There are something like 5 companies involved (startup, Carta who held the startup stocks, an escrow company that managed the payment and sent the 1099, some kind of merger firm that is running the deal in the future, ADP who issued the W-2, and of course the new owning company).

 

@TomD8 Fidelity's document there implies a W-2 is normal but my guess here is that the information in it is incorrect. I will need to reach out to ADP I think regarding the content. 

 

Thank you both for your time and thoughts. 

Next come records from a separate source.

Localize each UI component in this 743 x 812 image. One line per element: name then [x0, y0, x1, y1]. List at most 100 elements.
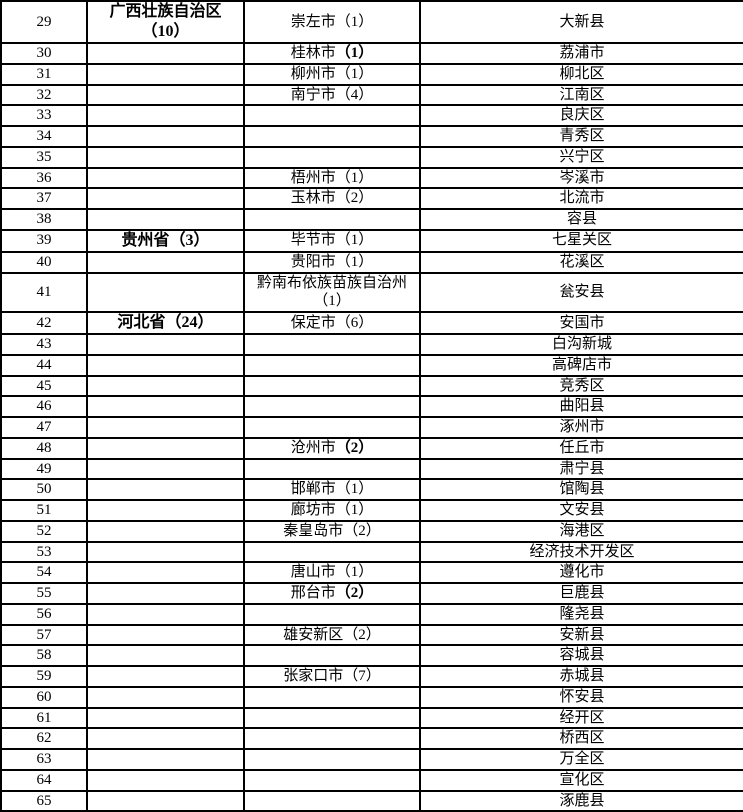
province-cell [86, 353, 245, 377]
city-count: （1） [335, 13, 374, 30]
city-cell [243, 395, 421, 418]
row-number-cell: 29 [0, 0, 88, 44]
table-row: 51 廊坊市（1） 文安县 [0, 499, 743, 522]
province-cell [86, 644, 245, 667]
table-row: 37 玉林市（2） 北流市 [0, 187, 743, 210]
row-number-cell: 63 [0, 748, 88, 771]
row-number: 30 [36, 45, 52, 61]
province-cell [86, 789, 245, 812]
province-cell [86, 416, 245, 439]
province-cell [86, 768, 245, 792]
city-name: 邢台市 [290, 585, 336, 601]
county-name: 兴宁区 [559, 148, 605, 165]
county-name: 任丘市 [559, 439, 605, 456]
table-row: 57 雄安新区（2） 安新县 [0, 623, 743, 647]
county-name: 巨鹿县 [559, 585, 605, 601]
county-name: 瓮安县 [559, 283, 605, 300]
province-cell [86, 187, 245, 210]
county-cell: 江南区 [419, 83, 743, 107]
county-name: 北流市 [559, 190, 605, 207]
row-number-cell: 55 [0, 582, 88, 605]
city-cell [243, 540, 421, 564]
table-row: 55 邢台市（2） 巨鹿县 [0, 582, 743, 605]
city-cell [243, 353, 421, 377]
county-cell: 良庆区 [419, 104, 743, 127]
row-number: 37 [36, 190, 52, 207]
table-row: 43 白沟新城 [0, 333, 743, 356]
city-name: 黔南布依族苗族自治州 [256, 274, 407, 291]
county-name: 经开区 [559, 709, 605, 726]
row-number: 48 [36, 439, 52, 456]
county-name: 荔浦市 [559, 45, 605, 61]
province-cell [86, 561, 245, 584]
county-name: 大新县 [559, 13, 605, 30]
county-name: 七星关区 [551, 232, 612, 249]
city-cell [243, 644, 421, 667]
row-number: 46 [36, 398, 52, 415]
row-number-cell: 43 [0, 333, 88, 356]
city-name: 保定市 [290, 314, 336, 331]
row-number-cell: 61 [0, 706, 88, 730]
row-number: 53 [36, 543, 52, 560]
table-row: 32 南宁市（4） 江南区 [0, 83, 743, 107]
row-number-cell: 50 [0, 478, 88, 501]
county-name: 良庆区 [559, 107, 605, 124]
county-name: 遵化市 [559, 564, 605, 581]
table-row: 56 隆尧县 [0, 602, 743, 626]
city-cell: 唐山市（1） [243, 561, 421, 584]
county-cell: 青秀区 [419, 125, 743, 148]
row-number-cell: 64 [0, 768, 88, 792]
row-number: 32 [36, 86, 52, 103]
table-row: 54 唐山市（1） 遵化市 [0, 561, 743, 584]
province-name: 贵州省 [121, 231, 170, 249]
row-number-cell: 33 [0, 104, 88, 127]
city-count: （1） [335, 169, 374, 186]
row-number-cell: 30 [0, 42, 88, 65]
county-cell: 曲阳县 [419, 395, 743, 418]
city-name: 张家口市 [283, 668, 344, 684]
city-name: 毕节市 [290, 232, 336, 249]
row-number: 51 [36, 502, 52, 518]
county-name: 隆尧县 [559, 605, 605, 622]
table-row: 29 广西壮族自治区 （10） 崇左市（1） 大新县 [0, 0, 743, 44]
table-row: 65 涿鹿县 [0, 789, 743, 812]
county-cell: 隆尧县 [419, 602, 743, 626]
province-cell [86, 748, 245, 771]
city-cell: 保定市（6） [243, 311, 421, 335]
county-name: 涿鹿县 [559, 792, 605, 809]
county-name: 曲阳县 [559, 398, 605, 415]
city-cell [243, 104, 421, 127]
county-name: 肃宁县 [559, 460, 605, 477]
province-cell [86, 62, 245, 86]
city-count: （1） [335, 253, 374, 270]
row-number-cell: 65 [0, 789, 88, 812]
county-name: 柳北区 [559, 65, 605, 82]
province-cell: 广西壮族自治区 （10） [86, 0, 245, 44]
province-cell [86, 271, 245, 313]
county-name: 怀安县 [559, 688, 605, 705]
county-name: 宣化区 [559, 771, 605, 788]
county-cell: 安新县 [419, 623, 743, 647]
county-cell: 万全区 [419, 748, 743, 771]
county-cell: 荔浦市 [419, 42, 743, 65]
province-cell [86, 395, 245, 418]
table-row: 38 容县 [0, 208, 743, 231]
row-number: 58 [36, 647, 52, 664]
table-row: 45 竞秀区 [0, 374, 743, 398]
row-number-cell: 49 [0, 457, 88, 481]
city-cell: 秦皇岛市（2） [243, 519, 421, 543]
county-cell: 北流市 [419, 187, 743, 210]
county-name: 白沟新城 [551, 336, 612, 352]
province-cell [86, 374, 245, 398]
row-number: 44 [36, 356, 52, 373]
city-name: 廊坊市 [290, 502, 336, 518]
county-cell: 肃宁县 [419, 457, 743, 481]
county-cell: 瓮安县 [419, 271, 743, 313]
province-cell [86, 478, 245, 501]
county-name: 岑溪市 [559, 169, 605, 186]
table-row: 46 曲阳县 [0, 395, 743, 418]
city-cell: 贵阳市（1） [243, 250, 421, 274]
row-number-cell: 31 [0, 62, 88, 86]
row-number-cell: 41 [0, 271, 88, 313]
county-cell: 柳北区 [419, 62, 743, 86]
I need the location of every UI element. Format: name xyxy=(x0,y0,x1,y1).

Shameless plug for my other question regarding this same sale (I addressed it separately as it didn't seem relevant to the double taxing issue): https://ttlc.intuit.com/community/taxes/discussion/startup-iso-deferred-gains/00/2469834

Income Double Taxed (W-2 & 1099-B)

Turns out the purchasing company registered their purchase a month and a half before I finished signing documents. They misreported the date and won't fix it. Sadly their misrepresentation of transactions has cost me an extra 10% of my investment which isn't an investment now.

Income Double Taxed (W-2 & 1099-B)

Interesting

...a few days after we started this train of comments, I started wondering if there weren't some strange rules involved with a company sale, where the sale date locks-in the agreed price of the stock, and that date is used for the holding date for you, even if they might be allowed to actually execute the actual stock sale and distribute the proceeds several months later.  Almost sounds like that's what is happening here.

____________*Answers are correct to the best of my knowledge when posted, but should not be considered to be legal or official tax advice.*

Income Double Taxed (W-2 & 1099-B)

Essentially that's what happened. I'm quite miffed as they force sold shares, didn't communicate changes in system of record, didn't communicate key dates, and never provided a per-share sale price (effectively preventing me from exercising my right to appraisal).

 

Quite the loop, but we circle back and the employer reported it as disqualified, so I at least know how to handle it...sort of (still not sure about cost basis across 4 payments, some in 2022 and 2023 as I mention in the other question https://ttlc.intuit.com/community/taxes/discussion/re-startup-iso-deferred-gains/01/2479785/highligh...)

 

Likely going to find a CPA if I can find one not booked.